August 31, 2018
With home values on the rise in many housing markets, FHA borrowers are often tempted to consider applying for a cash-out refinance to take advantage of their new property values. A National Association of Realtors report says home values for existing construction increased from more than $190 thousand (2009) well over $275 thousand in 2018.
That can translate into serious borrowing power for some home owners. But knowing your FHA cash-out refinance loan options is important; know the details before you apply for the loan!
Who Qualifies For An FHA Cash-Out Refinance Loan?
The legal title holder (presumably the original borrower or one of the original borrowers) who intends to remain or become an owner-occupier of the home may apply for FHA cash-out refinancing. HUD 4000.1, the FHA loan handbook, states:
“A refinance transaction is used to pay off the existing debt or to withdraw equity from the Property with the proceeds of a new Mortgage for a Borrower with legal title to the subject Property.”
Some borrowers should take note of FHA loan requirements where mortgage payments are concerned.
“The Mortgage must be downgraded to a Refer and manually underwritten if any mortgage trade line, including mortgage line-of-credit payments, reflects:
-a current delinquency; or
-any delinquency within 12 months of the case number assignment date.”
Borrowers who had loan modifications should know the lender is required to use “…the payment history in accordance with the modification agreement for the time period of modification in determining late housing payments.”
FHA Cash-Out Refinance Loan Options
Borrowers should know that cash-out refinance loans guaranteed by the FHA are available in 15-year or 30-year loans, with a maximum LTV of 85%. Not all lenders may offer both loan terms; you will need to see what your chosen financial institution chooses to allow. 15% equity in the property is required and a new appraisal is mandatory.
What options are available to an FHA borrower who wants a cash-out refi?

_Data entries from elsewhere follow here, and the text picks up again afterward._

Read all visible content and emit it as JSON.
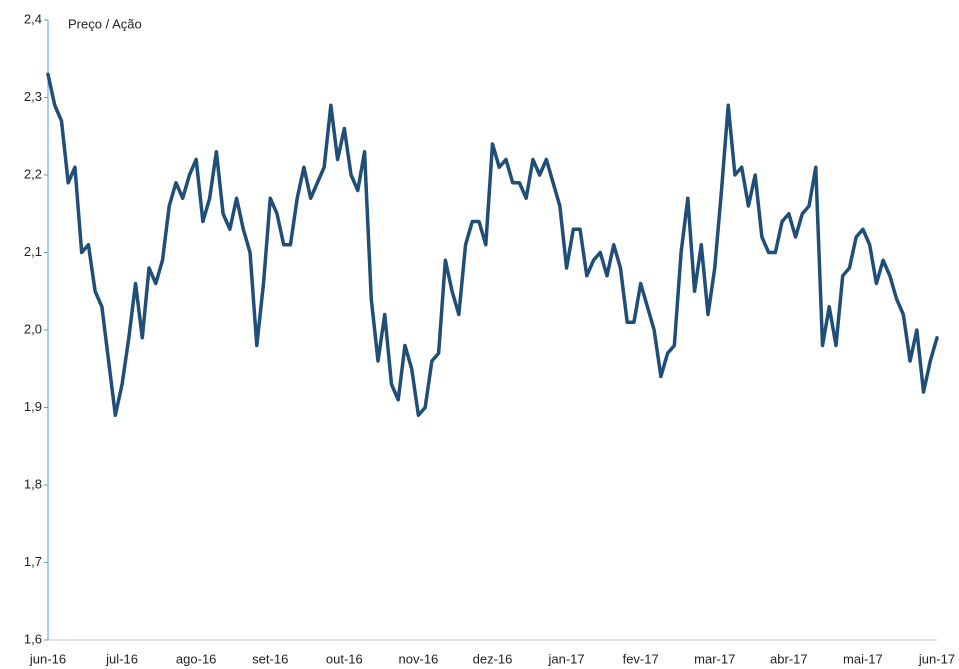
{
  "chart_data": {
    "type": "line",
    "title": "Preço / Ação",
    "categories": [
      "jun-16",
      null,
      null,
      null,
      null,
      null,
      null,
      null,
      null,
      null,
      null,
      "jul-16",
      null,
      null,
      null,
      null,
      null,
      null,
      null,
      null,
      null,
      null,
      "ago-16",
      null,
      null,
      null,
      null,
      null,
      null,
      null,
      null,
      null,
      null,
      "set-16",
      null,
      null,
      null,
      null,
      null,
      null,
      null,
      null,
      null,
      null,
      "out-16",
      null,
      null,
      null,
      null,
      null,
      null,
      null,
      null,
      null,
      null,
      "nov-16",
      null,
      null,
      null,
      null,
      null,
      null,
      null,
      null,
      null,
      null,
      "dez-16",
      null,
      null,
      null,
      null,
      null,
      null,
      null,
      null,
      null,
      null,
      "jan-17",
      null,
      null,
      null,
      null,
      null,
      null,
      null,
      null,
      null,
      null,
      "fev-17",
      null,
      null,
      null,
      null,
      null,
      null,
      null,
      null,
      null,
      null,
      "mar-17",
      null,
      null,
      null,
      null,
      null,
      null,
      null,
      null,
      null,
      null,
      "abr-17",
      null,
      null,
      null,
      null,
      null,
      null,
      null,
      null,
      null,
      null,
      "mai-17",
      null,
      null,
      null,
      null,
      null,
      null,
      null,
      null,
      null,
      null,
      "jun-17"
    ],
    "values": [
      2.33,
      2.29,
      2.27,
      2.19,
      2.21,
      2.1,
      2.11,
      2.05,
      2.03,
      1.96,
      1.89,
      1.93,
      1.99,
      2.06,
      1.99,
      2.08,
      2.06,
      2.09,
      2.16,
      2.19,
      2.17,
      2.2,
      2.22,
      2.14,
      2.17,
      2.23,
      2.15,
      2.13,
      2.17,
      2.13,
      2.1,
      1.98,
      2.06,
      2.17,
      2.15,
      2.11,
      2.11,
      2.17,
      2.21,
      2.17,
      2.19,
      2.21,
      2.29,
      2.22,
      2.26,
      2.2,
      2.18,
      2.23,
      2.04,
      1.96,
      2.02,
      1.93,
      1.91,
      1.98,
      1.95,
      1.89,
      1.9,
      1.96,
      1.97,
      2.09,
      2.05,
      2.02,
      2.11,
      2.14,
      2.14,
      2.11,
      2.24,
      2.21,
      2.22,
      2.19,
      2.19,
      2.17,
      2.22,
      2.2,
      2.22,
      2.19,
      2.16,
      2.08,
      2.13,
      2.13,
      2.07,
      2.09,
      2.1,
      2.07,
      2.11,
      2.08,
      2.01,
      2.01,
      2.06,
      2.03,
      2.0,
      1.94,
      1.97,
      1.98,
      2.1,
      2.17,
      2.05,
      2.11,
      2.02,
      2.08,
      2.18,
      2.29,
      2.2,
      2.21,
      2.16,
      2.2,
      2.12,
      2.1,
      2.1,
      2.14,
      2.15,
      2.12,
      2.15,
      2.16,
      2.21,
      1.98,
      2.03,
      1.98,
      2.07,
      2.08,
      2.12,
      2.13,
      2.11,
      2.06,
      2.09,
      2.07,
      2.04,
      2.02,
      1.96,
      2.0,
      1.92,
      1.96,
      1.99
    ],
    "color": "#1f4e79",
    "ylim": [
      1.6,
      2.4
    ],
    "yticks": [
      {
        "value": 1.6,
        "label": "1,6"
      },
      {
        "value": 1.7,
        "label": "1,7"
      },
      {
        "value": 1.8,
        "label": "1,8"
      },
      {
        "value": 1.9,
        "label": "1,9"
      },
      {
        "value": 2.0,
        "label": "2,0"
      },
      {
        "value": 2.1,
        "label": "2,1"
      },
      {
        "value": 2.2,
        "label": "2,2"
      },
      {
        "value": 2.3,
        "label": "2,3"
      },
      {
        "value": 2.4,
        "label": "2,4"
      }
    ]
  }
}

One option is to ask your lender about an FHA Energy Efficient Mortgage loan, which adds funds to the loan for the specific purpose of adding approved, energy saving upgrades to the property. These funds must be used in a specific manner and are not available as a general cash draw for the borrower.
One option borrowers should know is that FHA-to-FHA refinance loans are not the only types of cash-out refi options available. You can refinance an FHA or a non-FHA mortgage (conventional, USDA, VA, etc) to an FHA cash-out refi.
You can technically use the cash-out proceeds in any way you see fit, but some lenders may not allow certain types of transactions such as getting a cash-out refi loan, buying another property, then selling the home that was just refinanced.
Some lenders may require you to own the property for a specific amount of time for some refinance loan transactions. Does this specifically apply to FHA mortgages or for all refinance loans? That’s a question you will need to ask the lender, where applicable.
Borrowers have the option to use cash-out loan proceeds to remodel their home, but using funds for this purpose may or may not be the best use of the money when there is an FHA 203(k) rehab loan available for these specific needs. Some borrowers just need enough money to complete a specific set of repairs or renovations; an FHA Limited 203(k) rehab loan can help pay for this without committing to a larger mortgage.
That option is not right for everyone, but for those who don’t need to get full amount of cash out from an FHA Cash-Out Refi loan to meet their home improvement goals, the Limited FHA 203(k) Rehab Loan might be the better choice.